Piracetam like many other nootropic drugs is in the racetams group. It is a derivative of the neurotransmitter GABA.
Side Effects of Piracetam
Drugs have various side effects, and with Piracetam it is one of its good sides. It has been found to have very few side effects, typically ranged from “few, mild, and transient”. In a 12-week study with high-doses of Piracetam, the group experienced no adverse effects in comparison to the placebo group. This scenario has been observed in other studies as well.
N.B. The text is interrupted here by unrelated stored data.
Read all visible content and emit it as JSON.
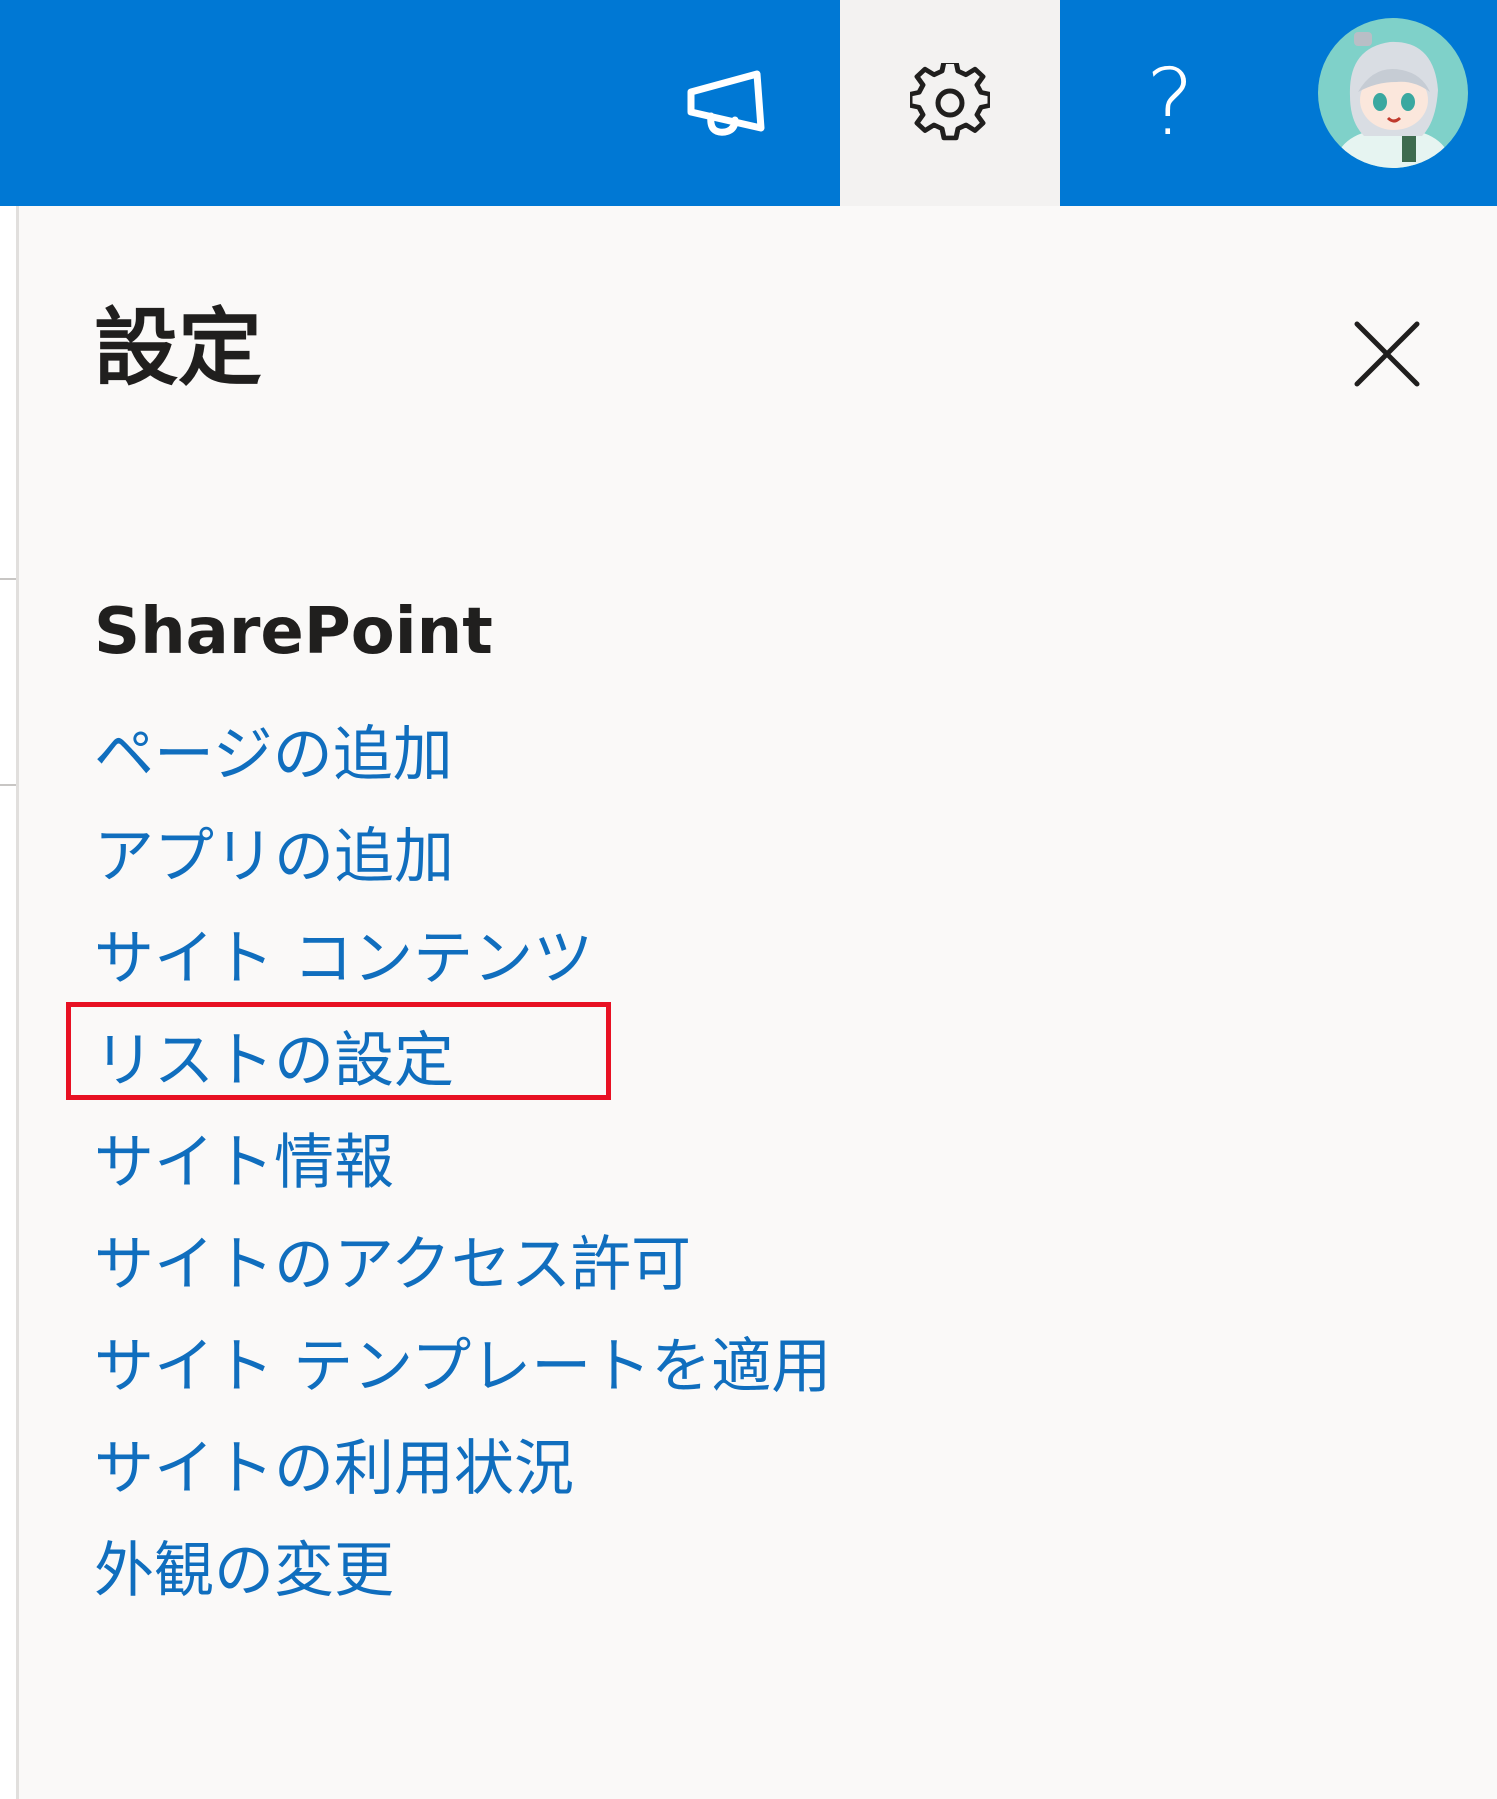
{
  "topbar": {
    "accent_color": "#0078d4",
    "buttons": [
      {
        "name": "announcement",
        "icon": "megaphone-icon"
      },
      {
        "name": "settings",
        "icon": "gear-icon",
        "active": true
      },
      {
        "name": "help",
        "icon": "help-icon",
        "glyph": "?"
      },
      {
        "name": "account",
        "icon": "avatar"
      }
    ]
  },
  "panel": {
    "title": "設定",
    "close_icon": "close-icon",
    "section_title": "SharePoint",
    "link_color": "#106ebe",
    "items": [
      {
        "label": "ページの追加"
      },
      {
        "label": "アプリの追加"
      },
      {
        "label": "サイト コンテンツ"
      },
      {
        "label": "リストの設定",
        "highlighted": true
      },
      {
        "label": "サイト情報"
      },
      {
        "label": "サイトのアクセス許可"
      },
      {
        "label": "サイト テンプレートを適用"
      },
      {
        "label": "サイトの利用状況"
      },
      {
        "label": "外観の変更"
      }
    ]
  },
  "annotation": {
    "highlight_color": "#e81123"
  }
}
In a study made in 2005, the side effects of Piracetam are: hyperkinesia, weight gain, nervousness, somnolence, depression and asthenia.
Additional Notes and Mechanisms of Action
Piracetam influences neuronal and vascular functions. It influences cognitive function without acting as a sedative or stimulant. Piracetam is a positive a allosteric modulator (in pharmacology and biochemistry, allosteric modulators are a group of substances that bind to a receptor to change that receptor’s response to stimulus) of the AMPA receptor (an ionotropic transmembrane receptor for glutamate that mediates fast synaptic transmission in the central nervous system), although this action is very weak and its clinical effects may not necessarily be mediated by this action. Piracetam is hypothesized to increase neuron excitability by acting on ion channels or ion carriers. GABA brain metabolism and GABA receptors are not effected by Piracetam.